From the Guidelines
A patient with a Crohn's disease flare causing a small bowel obstruction (SBO) due to stricture will likely require systemic corticosteroid treatment, specifically oral prednisone at 40-60mg daily, as recommended by the Canadian Association of Gastroenterology 1. The initial management of such a patient typically includes hospitalization with bowel rest, nasogastric tube decompression, and IV fluids, along with intravenous steroids such as methylprednisolone 40-60mg daily or hydrocortisone 100mg every 8 hours. Once the acute obstruction resolves and the patient can tolerate oral intake, transition to oral prednisone is appropriate, with a gradual taper over 8-12 weeks to minimize steroid-related complications, as suggested by the guidelines for managing luminal Crohn's disease 1. This steroid therapy helps reduce inflammation at the stricture site, potentially allowing the obstruction to resolve without surgery. However, if the obstruction is predominantly fibrotic rather than inflammatory, or if it doesn't respond to medical therapy within 24-72 hours, surgical intervention may be necessary, as indicated by the WSES-AAST guidelines for managing inflammatory bowel disease in the emergency setting 1. Some key points to consider in the management of such patients include:
- The use of oral 5-ASA is not recommended for inducing or maintaining complete remission in patients with Crohn's disease of any severity, as stated in the Canadian Association of Gastroenterology guidelines 1.

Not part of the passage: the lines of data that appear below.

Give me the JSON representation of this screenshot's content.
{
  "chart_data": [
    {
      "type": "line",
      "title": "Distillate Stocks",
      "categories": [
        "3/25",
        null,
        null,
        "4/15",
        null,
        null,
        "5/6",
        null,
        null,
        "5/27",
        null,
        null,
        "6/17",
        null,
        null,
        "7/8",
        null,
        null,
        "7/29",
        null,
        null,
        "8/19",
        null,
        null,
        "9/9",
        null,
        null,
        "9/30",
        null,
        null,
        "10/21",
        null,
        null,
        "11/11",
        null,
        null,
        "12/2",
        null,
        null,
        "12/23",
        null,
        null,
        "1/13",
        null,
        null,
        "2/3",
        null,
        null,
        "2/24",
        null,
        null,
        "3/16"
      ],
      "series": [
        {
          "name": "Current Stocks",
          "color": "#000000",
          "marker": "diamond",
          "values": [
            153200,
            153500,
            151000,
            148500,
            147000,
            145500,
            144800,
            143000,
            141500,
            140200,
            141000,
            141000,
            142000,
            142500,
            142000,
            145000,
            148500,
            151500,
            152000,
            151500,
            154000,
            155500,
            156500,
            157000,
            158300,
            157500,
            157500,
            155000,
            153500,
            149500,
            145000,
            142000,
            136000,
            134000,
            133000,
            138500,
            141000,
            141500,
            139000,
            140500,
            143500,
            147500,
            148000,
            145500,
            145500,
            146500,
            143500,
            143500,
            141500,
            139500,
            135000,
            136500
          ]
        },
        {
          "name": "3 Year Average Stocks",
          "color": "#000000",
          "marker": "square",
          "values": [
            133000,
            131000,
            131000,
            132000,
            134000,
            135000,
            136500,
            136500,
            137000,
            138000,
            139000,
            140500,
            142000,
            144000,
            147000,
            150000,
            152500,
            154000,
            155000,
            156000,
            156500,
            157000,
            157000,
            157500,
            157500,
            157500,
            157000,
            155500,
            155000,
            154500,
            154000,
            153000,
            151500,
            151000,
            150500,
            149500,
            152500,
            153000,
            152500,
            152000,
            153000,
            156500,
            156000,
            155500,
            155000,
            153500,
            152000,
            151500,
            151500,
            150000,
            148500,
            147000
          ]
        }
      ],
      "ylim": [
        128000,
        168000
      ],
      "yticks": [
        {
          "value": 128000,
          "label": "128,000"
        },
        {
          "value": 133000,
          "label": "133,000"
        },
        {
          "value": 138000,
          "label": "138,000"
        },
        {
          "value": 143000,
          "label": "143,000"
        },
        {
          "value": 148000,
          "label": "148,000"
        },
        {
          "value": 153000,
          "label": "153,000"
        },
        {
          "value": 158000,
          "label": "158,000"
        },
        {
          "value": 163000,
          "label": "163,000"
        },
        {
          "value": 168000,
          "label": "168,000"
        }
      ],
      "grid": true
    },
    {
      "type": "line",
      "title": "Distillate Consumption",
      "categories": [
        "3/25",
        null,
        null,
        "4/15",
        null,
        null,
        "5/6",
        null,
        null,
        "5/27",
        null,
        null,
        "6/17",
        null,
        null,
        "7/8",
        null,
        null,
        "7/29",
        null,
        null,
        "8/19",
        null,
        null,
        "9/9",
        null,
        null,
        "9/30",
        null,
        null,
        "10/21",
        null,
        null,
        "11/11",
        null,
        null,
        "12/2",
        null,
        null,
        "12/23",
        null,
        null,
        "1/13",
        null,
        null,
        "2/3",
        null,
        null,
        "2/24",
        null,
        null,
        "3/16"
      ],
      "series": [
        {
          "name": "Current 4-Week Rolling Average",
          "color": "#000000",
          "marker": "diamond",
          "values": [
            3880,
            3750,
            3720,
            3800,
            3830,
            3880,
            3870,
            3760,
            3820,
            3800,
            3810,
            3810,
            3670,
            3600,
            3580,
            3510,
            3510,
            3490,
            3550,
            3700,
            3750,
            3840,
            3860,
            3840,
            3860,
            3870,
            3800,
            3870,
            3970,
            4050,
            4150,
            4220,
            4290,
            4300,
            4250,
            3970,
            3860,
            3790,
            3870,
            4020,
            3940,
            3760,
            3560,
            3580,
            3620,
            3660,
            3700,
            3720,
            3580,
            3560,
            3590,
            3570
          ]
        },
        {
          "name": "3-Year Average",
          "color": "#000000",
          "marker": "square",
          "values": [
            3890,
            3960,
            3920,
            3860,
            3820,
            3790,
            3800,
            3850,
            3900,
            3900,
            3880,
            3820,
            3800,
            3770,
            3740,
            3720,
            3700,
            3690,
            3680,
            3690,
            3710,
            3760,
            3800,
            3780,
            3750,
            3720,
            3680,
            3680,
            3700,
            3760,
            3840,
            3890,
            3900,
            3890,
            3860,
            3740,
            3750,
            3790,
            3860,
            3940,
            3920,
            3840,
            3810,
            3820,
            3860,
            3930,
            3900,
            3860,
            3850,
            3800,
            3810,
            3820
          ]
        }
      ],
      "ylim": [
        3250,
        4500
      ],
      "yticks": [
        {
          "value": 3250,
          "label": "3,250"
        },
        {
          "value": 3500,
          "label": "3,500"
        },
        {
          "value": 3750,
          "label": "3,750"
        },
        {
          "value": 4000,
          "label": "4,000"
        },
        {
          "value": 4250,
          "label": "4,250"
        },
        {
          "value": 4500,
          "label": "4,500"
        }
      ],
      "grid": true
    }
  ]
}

- Budesonide may be considered as first-line therapy for mild to moderate ileal and/or right colonic Crohn's disease, but its use for maintaining complete remission is not recommended, as suggested by the guidelines 1.
- Anti-TNF biologics, such as infliximab or adalimumab, may be recommended as first-line therapy for patients with moderate to severe luminal Crohn's disease with risk factors of poor prognosis, or for those who fail to achieve complete remission with other treatments, as recommended by the guidelines 1.
- Endoscopic balloon dilation or stricturotomy may be considered for patients with fibrostenotic disease, but surgery may be necessary for those with intestinal obstruction, long or multiple strictures, or when medical and/or endoscopic treatment fails, as indicated by the WSES-AAST guidelines 1. Additionally, once the acute episode resolves, the patient should be evaluated for maintenance therapy with immunomodulators or biologics to prevent recurrence of stricturing disease and future obstructions, as steroids are not appropriate for long-term management of Crohn's disease, as stated in the guidelines 1.
From the Research
Management of Crohn's Disease with Stricture Causing Small Bowel Obstruction
- The management of stricturing Crohn's disease requires a multidisciplinary and individualized approach, including medical management, therapeutic endoscopy, and surgery 2.
- There is no specific treatment to attenuate scar formation, and current therapies play a limited role in preventing or reversing the process of fibrosis 2, 3.
- Oral prednisone or steroid treatment may not be directly addressed in the provided studies, but the use of anti-tumor necrosis factors (anti-TNFs) such as adalimumab has shown efficacy in patients with Crohn's disease and symptomatic small bowel stricture 4.
- Factors associated with avoiding surgery in patients with small bowel stricture include non-stricturing, non-penetrating disease at onset, mild severity of symptoms, successful endoscopic balloon dilatation (EBD), stricture length < 2 cm, and immunomodulator or anti-TNF added after onset of obstructive symptoms 5.
- The addition of immunomodulator or anti-TNF and smoking cessation may improve the outcome of symptomatic small bowel stricture by avoiding frequent EBD and subsequent surgery after initial EBD 5.
Treatment Options for Intestinal Stricture in Crohn's Disease
- Current therapies for intestinal stricture in Crohn's disease are limited, and nearly half of patients may require surgery 3.
- Endoscopic balloon dilatation (EBD) is a minimally invasive treatment intended to avoid surgery, but its effectiveness in preventing subsequent surgery is unclear 5.
- The use of biologic agents such as adalimumab may be beneficial in patients with Crohn's disease and symptomatic small bowel stricture, with a successful response observed in about two-thirds of patients 4.
- Further research is needed to identify novel drug targets with anti-fibrotic potentiality and to elucidate the pathogenesis of intestinal stricture in Crohn's disease 3.